A: Classical irregular whorled pattern; B, C, D: Patterns of nodules; E, F: Trabecular structures; G: Characteristics of multiple patterns. This example shows a trabecular/nodular pattern; H: Not categorized. This example shows a tightly gyrated pattern. I: Myometrial tissue shown for comparison. Note the seedling fibroid embedded in the tissue (white appearance). Ruler (cm) shown for size.
Fig 2
Fig 2. Representative samples of Masson trichrome-stained fibroid tissues (collagen stained blue-green; muscle cells stained red) examined under digital microscopy (20x).

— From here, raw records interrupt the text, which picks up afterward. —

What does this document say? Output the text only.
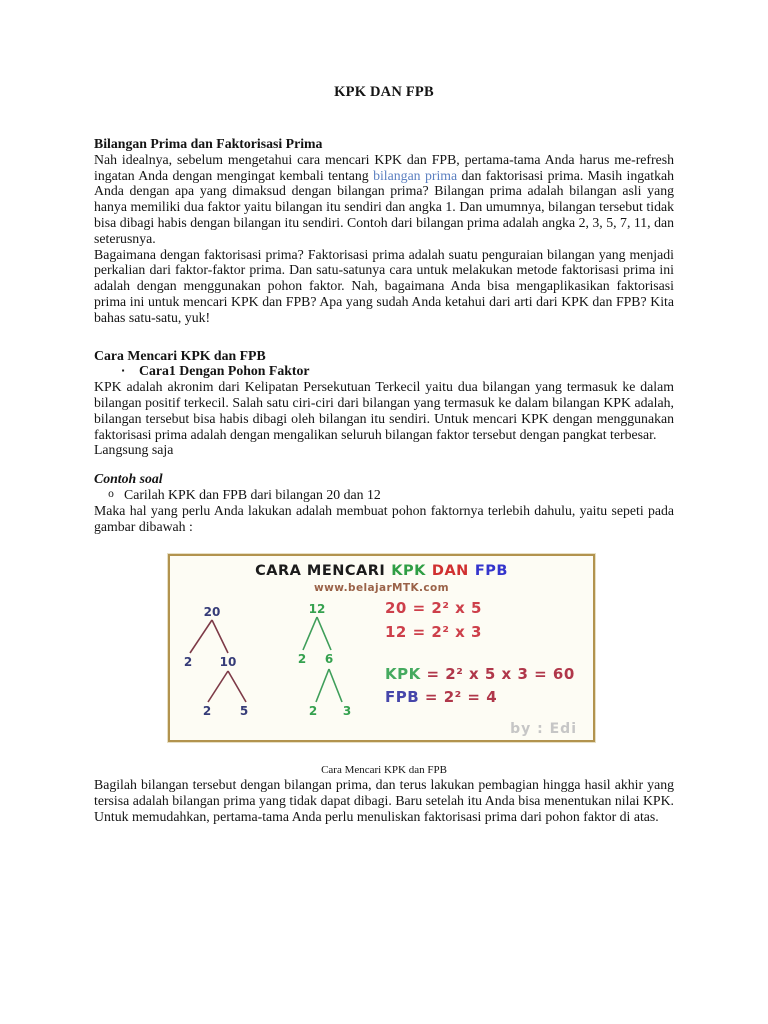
KPK DAN FPB
Bilangan Prima dan Faktorisasi Prima

Nah idealnya, sebelum mengetahui cara mencari KPK dan FPB, pertama-tama Anda harus me-refresh ingatan Anda dengan mengingat kembali tentang bilangan prima dan faktorisasi prima. Masih ingatkah Anda dengan apa yang dimaksud dengan bilangan prima? Bilangan prima adalah bilangan asli yang hanya memiliki dua faktor yaitu bilangan itu sendiri dan angka 1. Dan umumnya, bilangan tersebut tidak bisa dibagi habis dengan bilangan itu sendiri. Contoh dari bilangan prima adalah angka 2, 3, 5, 7, 11, dan seterusnya.

Bagaimana dengan faktorisasi prima? Faktorisasi prima adalah suatu penguraian bilangan yang menjadi perkalian dari faktor-faktor prima. Dan satu-satunya cara untuk melakukan metode faktorisasi prima ini adalah dengan menggunakan pohon faktor. Nah, bagaimana Anda bisa mengaplikasikan faktorisasi prima ini untuk mencari KPK dan FPB? Apa yang sudah Anda ketahui dari arti dari KPK dan FPB? Kita bahas satu-satu, yuk!

Cara Mencari KPK dan FPB
▪ Cara1 Dengan Pohon Faktor

KPK adalah akronim dari Kelipatan Persekutuan Terkecil yaitu dua bilangan yang termasuk ke dalam bilangan positif terkecil. Salah satu ciri-ciri dari bilangan yang termasuk ke dalam bilangan KPK adalah, bilangan tersebut bisa habis dibagi oleh bilangan itu sendiri. Untuk mencari KPK dengan menggunakan faktorisasi prima adalah dengan mengalikan seluruh bilangan faktor tersebut dengan pangkat terbesar.

Langsung saja

Contoh soal
o Carilah KPK dan FPB dari bilangan 20 dan 12

Maka hal yang perlu Anda lakukan adalah membuat pohon faktornya terlebih dahulu, yaitu sepeti pada gambar dibawah :

CARA MENCARI KPK DAN FPB
www.belajarMTK.com
20
2 10
2 5
12
2 6
2 3
20 = 2² x 5
12 = 2² x 3
KPK = 2² x 5 x 3 = 60
FPB = 2² = 4
by : Edi
Cara Mencari KPK dan FPB

Bagilah bilangan tersebut dengan bilangan prima, dan terus lakukan pembagian hingga hasil akhir yang tersisa adalah bilangan prima yang tidak dapat dibagi. Baru setelah itu Anda bisa menentukan nilai KPK. Untuk memudahkan, pertama-tama Anda perlu menuliskan faktorisasi prima dari pohon faktor di atas.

Samples (approx. 1x1 cm) from 2 different fibroids were chosen representing a high collagen content (A:14–3) and a relatively low collagen content (B:15–2). The circular holes are due to 5 mm punches taken for rheometry before samples were fixed and stained. Collagen was quantified using pixel counts and is denoted underneath each sample.
Fig 3
Fig 3. Stiffness and percent collagen in fibroids.
Columns represent mean tissue stiffness (complex shear modulus [kPa]) in 19 fibroid slices from 8 different subjects. X-axis labels indicate the subject number followed by the fibroid number. Five subjects contributed more than one fibroid to the study. Error bars indicate within-fibroid variability (SD). The pink line represents percent collagen in each fibroid slice as determined by analysis of Masson trichrome staining. The correlation coefficient of stiffness to percent collagen was 0.22.
Fig 4
Fig 4. SDS-PAGE analysis of collagen in a representative fibroid sample.
Lane A: Total collagen extract under non-reducing conditions. Lane B: Total collagen extract under reducing conditions (with TCEP). Lane C: Collagen extract depleted of type V by selective salt precipitation. Lane D: Collagen extract enriched in type V by selective salt precipitation. Sample shown is from 395-E.